Consequently, “There will be a great focus on the infrastructure supporting the operation of each VLJ,” said Wignes. Different manufacturers “are providing different levels of training infrastructure…it’s fair to say that the existing dozen or so manufacturers are inconsistent” as a group in terms of the training programs they have in place or have detailed to date.

As long as a manufacturer has a robust training program in place–such as the proficiency- and mentor pilot-based program Cessna has designed in partnership with FlightSafety International for the Citation Mustang–underwriters can decide quickly to insure its VLJ model.

“It doesn’t take much” to get underwriters on board with the Mustang, said Mike Fuhrman, director of marketing support for Cessna. “If we can get an underwriter in for a day, they walk away pretty impressed” with the aircraft and the level-D simulator-based training that Flight- Safety has in place to provide type-rating conversion for the Mustang.

In consultation with underwriters, Cessna and Eclipse have made mentor piloting central to their VLJ training programs. Mentoring arrangements existed previously–for example, for the CitationJet series–but on an informal, individual-case basis, said Bonnell. “It was much more of a negotiated deal with the insurer. Now it’s more formal, in writing.”

Regardless of pilot mentor programs, underwriters will take a sharply different view of single-pilot owner-operators with limited multi-engine and turbine experience compared with fleet operators staffing each cockpit with two professional pilots, said Jim Anderson, a senior v-p with AIG Aviation. Insurers recognize that owner-operators of low-utilization VLJs might be under less pressure to perform flights in marginal weather conditions than would on-demand charter operators, but “the trade-off is that [under-writers] have to deal with lower-time pilots.”

Pilot experience will be crucial to determining liability coverage, which insurers say is the biggest issue for VLJs. For fleet operators with two professional pilots in the cockpit, attractively priced coverage of at least $50 million per occurrence shouldn’t be a problem.
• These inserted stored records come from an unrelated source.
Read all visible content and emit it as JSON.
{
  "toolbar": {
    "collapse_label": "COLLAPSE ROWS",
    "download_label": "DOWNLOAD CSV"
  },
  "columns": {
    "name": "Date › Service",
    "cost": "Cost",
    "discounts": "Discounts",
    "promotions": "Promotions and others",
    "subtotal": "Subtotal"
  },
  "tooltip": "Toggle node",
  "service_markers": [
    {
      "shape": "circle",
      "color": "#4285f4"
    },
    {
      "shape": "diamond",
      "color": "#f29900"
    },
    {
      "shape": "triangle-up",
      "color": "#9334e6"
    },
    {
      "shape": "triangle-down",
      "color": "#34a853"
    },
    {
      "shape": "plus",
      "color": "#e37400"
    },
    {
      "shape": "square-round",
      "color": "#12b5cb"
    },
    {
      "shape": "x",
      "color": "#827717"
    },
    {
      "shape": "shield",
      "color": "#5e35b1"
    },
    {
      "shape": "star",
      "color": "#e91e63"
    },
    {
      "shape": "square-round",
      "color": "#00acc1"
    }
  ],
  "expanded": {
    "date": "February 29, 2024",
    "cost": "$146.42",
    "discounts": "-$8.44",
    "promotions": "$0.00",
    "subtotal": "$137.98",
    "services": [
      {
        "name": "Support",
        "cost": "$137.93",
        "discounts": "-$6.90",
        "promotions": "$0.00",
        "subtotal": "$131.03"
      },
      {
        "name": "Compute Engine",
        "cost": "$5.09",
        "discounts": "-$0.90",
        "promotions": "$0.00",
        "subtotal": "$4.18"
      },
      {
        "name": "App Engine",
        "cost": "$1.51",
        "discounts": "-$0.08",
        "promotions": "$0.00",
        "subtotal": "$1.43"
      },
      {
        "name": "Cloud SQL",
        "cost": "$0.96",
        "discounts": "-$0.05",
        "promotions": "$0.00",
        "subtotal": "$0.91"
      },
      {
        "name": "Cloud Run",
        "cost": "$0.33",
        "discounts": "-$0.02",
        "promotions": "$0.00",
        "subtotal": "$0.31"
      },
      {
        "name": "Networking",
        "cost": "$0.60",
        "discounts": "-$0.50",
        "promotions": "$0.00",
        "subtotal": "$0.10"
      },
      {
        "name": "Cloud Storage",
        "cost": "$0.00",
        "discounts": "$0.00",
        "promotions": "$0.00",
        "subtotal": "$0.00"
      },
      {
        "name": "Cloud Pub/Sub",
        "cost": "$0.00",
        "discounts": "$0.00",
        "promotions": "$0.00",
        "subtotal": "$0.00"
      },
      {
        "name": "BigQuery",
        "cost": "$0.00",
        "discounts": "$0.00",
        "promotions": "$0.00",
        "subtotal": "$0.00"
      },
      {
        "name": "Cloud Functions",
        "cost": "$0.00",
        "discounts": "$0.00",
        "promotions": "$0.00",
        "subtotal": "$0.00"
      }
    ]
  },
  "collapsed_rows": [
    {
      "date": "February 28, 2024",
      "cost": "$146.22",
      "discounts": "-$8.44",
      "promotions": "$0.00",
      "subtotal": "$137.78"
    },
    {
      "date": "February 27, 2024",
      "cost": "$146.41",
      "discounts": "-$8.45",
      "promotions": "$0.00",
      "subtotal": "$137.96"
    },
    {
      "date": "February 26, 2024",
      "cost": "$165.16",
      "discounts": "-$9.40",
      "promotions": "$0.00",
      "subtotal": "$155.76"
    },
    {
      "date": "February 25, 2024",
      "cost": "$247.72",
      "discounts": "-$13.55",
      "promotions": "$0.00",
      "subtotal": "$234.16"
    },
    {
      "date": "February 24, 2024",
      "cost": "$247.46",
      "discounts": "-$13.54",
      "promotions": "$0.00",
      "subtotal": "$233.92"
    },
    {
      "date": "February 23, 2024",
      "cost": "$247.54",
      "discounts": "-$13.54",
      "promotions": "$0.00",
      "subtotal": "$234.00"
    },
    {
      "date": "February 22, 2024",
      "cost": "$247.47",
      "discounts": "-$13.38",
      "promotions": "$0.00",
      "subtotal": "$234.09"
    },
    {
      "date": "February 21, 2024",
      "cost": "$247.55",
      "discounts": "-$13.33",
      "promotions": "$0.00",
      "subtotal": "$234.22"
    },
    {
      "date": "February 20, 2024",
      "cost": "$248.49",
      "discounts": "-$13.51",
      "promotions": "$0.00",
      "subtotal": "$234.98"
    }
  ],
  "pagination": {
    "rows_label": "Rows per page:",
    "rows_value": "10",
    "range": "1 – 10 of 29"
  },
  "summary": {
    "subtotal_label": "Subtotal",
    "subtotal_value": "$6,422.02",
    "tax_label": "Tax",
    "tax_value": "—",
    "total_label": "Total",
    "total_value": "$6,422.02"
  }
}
The outlook is different for low-time owner-operators, who won’t be able to buy high liability limits at rates they will find attractive.

Typically, limits for single-pilot operators with little turbine time will be as low as $800,000 plus $100,000 per cabin seat. But when such a pilot has accumulated 350 hours of jet time, “all of a sudden we can get him $3 to $5 million” of economically priced coverage, said Chappell. Experienced owner- operators should be able to obtain $10 to $25 million limits.

Cessna’s Fuhrman notes that, since many VLJ owner-operators will be wealthy individuals whose assets total $50 million or more, low liability limits present a problem because owners do not want litigants targeting all their assets in the event of a claim. To obtain higher limits such owners might find it less expensive to hire pilots fresh out of school to fly right seat, he said, since underwriters will provide higher limits for dual-pilot operation.

A major problem for VLJ manufacturers is the likelihood that operators will purchase inadequate liability limits. “This is going to be the real challenge for VLJ manufacturers,” said Wignes. “There is going to be great pressure on manufacturers, [based] on a deep-pocket theory, not a negligence theory.”